Cavorite*. Sherlock rubbed globs of blood from his face. That pendulum and chain is the most ridiculously over-developed tool I've ever seen. For a man who proclaimed to be such an outstanding genius, Dupin had shot himself in the foot by cobbling all his tricks into one device. No wonder he'd jumped through a plane of glass and into possible death by gravity for his gold watch.
Dupin gestured a "V" with his burnt hand and bared his teeth. "We shan't meet again, Sherlock. You're a dead man already. This city is filled with my hired knives, and now I'll be sending them all into plunging your heart."
"You should have made it hard for me," Sherlock said. "Without a case to occupy myself to discovering your true nature, I'm freed up to find you and end you. And you should know I can."
With that, he ran off to find Watson.
In the other room, he found the orangutan covered in soot and adding logs to a blazing fire under the hearth, with Watson blatantly absent.

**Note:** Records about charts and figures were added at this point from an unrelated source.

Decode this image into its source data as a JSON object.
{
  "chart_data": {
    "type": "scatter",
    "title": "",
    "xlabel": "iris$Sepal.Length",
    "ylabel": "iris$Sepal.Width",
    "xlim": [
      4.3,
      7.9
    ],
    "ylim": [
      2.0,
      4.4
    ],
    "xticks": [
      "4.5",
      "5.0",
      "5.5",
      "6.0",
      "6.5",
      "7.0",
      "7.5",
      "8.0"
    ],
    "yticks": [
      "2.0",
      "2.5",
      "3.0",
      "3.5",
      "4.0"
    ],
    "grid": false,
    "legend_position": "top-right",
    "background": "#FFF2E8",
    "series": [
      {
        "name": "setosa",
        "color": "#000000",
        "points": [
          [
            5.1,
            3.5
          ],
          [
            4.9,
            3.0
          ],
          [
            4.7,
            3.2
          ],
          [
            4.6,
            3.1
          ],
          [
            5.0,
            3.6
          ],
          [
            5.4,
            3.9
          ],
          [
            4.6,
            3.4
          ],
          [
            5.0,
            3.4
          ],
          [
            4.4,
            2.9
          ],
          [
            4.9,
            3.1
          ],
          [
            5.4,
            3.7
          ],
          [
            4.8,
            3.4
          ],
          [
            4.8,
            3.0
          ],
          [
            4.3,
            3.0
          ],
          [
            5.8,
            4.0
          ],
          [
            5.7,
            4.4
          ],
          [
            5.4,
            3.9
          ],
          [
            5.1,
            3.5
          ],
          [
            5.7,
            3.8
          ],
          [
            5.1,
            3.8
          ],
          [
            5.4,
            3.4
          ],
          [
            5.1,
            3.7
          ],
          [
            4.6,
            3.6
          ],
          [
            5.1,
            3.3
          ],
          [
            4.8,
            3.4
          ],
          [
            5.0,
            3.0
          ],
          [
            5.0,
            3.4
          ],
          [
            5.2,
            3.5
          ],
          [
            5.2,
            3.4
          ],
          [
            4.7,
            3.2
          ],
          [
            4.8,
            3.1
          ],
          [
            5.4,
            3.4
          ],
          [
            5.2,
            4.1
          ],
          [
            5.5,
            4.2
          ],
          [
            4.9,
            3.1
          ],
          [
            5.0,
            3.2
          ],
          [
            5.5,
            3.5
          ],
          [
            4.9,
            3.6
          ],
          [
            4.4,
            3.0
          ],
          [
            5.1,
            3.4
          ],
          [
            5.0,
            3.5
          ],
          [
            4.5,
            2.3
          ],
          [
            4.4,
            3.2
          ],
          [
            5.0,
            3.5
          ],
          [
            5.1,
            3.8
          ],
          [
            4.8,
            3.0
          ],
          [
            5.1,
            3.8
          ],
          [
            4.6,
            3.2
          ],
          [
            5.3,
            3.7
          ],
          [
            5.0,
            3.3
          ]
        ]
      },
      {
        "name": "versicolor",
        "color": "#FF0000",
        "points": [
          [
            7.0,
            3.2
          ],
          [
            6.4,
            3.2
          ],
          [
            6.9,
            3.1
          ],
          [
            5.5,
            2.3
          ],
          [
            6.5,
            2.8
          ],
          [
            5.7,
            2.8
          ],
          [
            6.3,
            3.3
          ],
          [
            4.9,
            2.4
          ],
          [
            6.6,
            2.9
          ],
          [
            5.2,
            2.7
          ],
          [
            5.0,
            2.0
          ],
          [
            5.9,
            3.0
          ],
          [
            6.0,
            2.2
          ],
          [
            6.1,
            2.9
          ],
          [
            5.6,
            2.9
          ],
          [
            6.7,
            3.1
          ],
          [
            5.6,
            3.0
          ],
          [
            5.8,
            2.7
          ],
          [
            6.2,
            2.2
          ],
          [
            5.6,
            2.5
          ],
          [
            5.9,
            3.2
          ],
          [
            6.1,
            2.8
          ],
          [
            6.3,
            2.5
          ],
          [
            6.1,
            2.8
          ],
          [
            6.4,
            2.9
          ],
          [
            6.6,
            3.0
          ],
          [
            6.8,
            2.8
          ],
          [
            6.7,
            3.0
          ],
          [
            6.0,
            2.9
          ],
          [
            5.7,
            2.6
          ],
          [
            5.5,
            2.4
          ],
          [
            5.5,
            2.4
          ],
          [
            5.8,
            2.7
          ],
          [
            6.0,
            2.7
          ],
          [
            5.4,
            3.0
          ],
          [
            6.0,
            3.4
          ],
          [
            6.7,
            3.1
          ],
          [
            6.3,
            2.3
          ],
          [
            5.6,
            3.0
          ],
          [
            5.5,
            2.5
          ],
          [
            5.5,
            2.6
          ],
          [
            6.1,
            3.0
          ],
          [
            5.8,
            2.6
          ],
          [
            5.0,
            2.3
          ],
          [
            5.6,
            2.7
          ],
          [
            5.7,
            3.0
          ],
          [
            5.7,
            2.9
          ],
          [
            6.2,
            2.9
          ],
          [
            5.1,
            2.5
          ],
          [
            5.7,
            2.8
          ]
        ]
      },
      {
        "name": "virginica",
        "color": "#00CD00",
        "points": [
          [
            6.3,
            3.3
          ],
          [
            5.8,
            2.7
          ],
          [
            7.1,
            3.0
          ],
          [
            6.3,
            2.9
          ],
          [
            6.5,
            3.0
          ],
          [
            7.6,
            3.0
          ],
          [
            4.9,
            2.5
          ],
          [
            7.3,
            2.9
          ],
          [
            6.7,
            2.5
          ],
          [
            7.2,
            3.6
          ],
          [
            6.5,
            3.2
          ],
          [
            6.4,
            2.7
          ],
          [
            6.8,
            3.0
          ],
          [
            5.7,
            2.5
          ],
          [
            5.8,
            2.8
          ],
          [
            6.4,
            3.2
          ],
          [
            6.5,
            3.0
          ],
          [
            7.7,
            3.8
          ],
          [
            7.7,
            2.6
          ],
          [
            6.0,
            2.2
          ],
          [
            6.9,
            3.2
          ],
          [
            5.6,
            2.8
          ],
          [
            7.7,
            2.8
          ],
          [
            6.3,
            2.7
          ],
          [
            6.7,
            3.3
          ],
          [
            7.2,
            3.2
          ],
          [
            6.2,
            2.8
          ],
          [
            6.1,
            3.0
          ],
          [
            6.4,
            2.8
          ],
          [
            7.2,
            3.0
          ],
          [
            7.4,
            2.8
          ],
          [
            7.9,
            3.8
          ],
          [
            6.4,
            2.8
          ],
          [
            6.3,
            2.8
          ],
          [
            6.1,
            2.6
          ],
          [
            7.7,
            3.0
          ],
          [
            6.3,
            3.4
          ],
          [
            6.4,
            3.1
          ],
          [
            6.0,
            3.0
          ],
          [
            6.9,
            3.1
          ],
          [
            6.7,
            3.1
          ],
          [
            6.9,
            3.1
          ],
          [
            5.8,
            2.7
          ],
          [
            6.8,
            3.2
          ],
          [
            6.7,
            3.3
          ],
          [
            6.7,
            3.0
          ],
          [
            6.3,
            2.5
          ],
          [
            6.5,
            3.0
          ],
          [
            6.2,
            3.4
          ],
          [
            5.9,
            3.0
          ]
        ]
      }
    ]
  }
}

"Shit," Sherlock pieced the puzzle together.
Seeing him, the orangutan set its log down and charged.
Don't have time for this. Sherlock ran at the ape before sliding like a cricket player under its grasp. His trajectory landed him beside Watson's cane.
With a twist on the cane's knob and a pull, he had the hidden blade out.
As the orangutan turned, ready to attack, it met a sword piercing through its brain.
Sherlock brought the sword down like a rail spike impaling the beast, leaving the hilt sinking into the top of its skull.
"Watson," Sherlock rushed to the fireplace. The smoke filling the room indicated an obstruction in the chimney.
Kicking the flaming firewood out onto the floor, Sherlock went to pull his friend out from where he'd been crammed up the chimney.
*Professor Robert James Moriarty: No doubt you're familiar with Professor Moriarty, often ascribed as Sherlock Holme's main nemesis. Appeared in The Adventure of the Final Problem by Sir Arthur Conan Doyle. (His first name is not given in the story, and he is often assigned the name "James." Since James was the name of his brother in the Final Problem, I gave him the first name of Robert instead.
*Cavorite: A fictional material from The First Men in the Moon by H.G. Wells. I'll admit that I've never read the story. My iteration of the material is almost completely akin to Alan Moore's.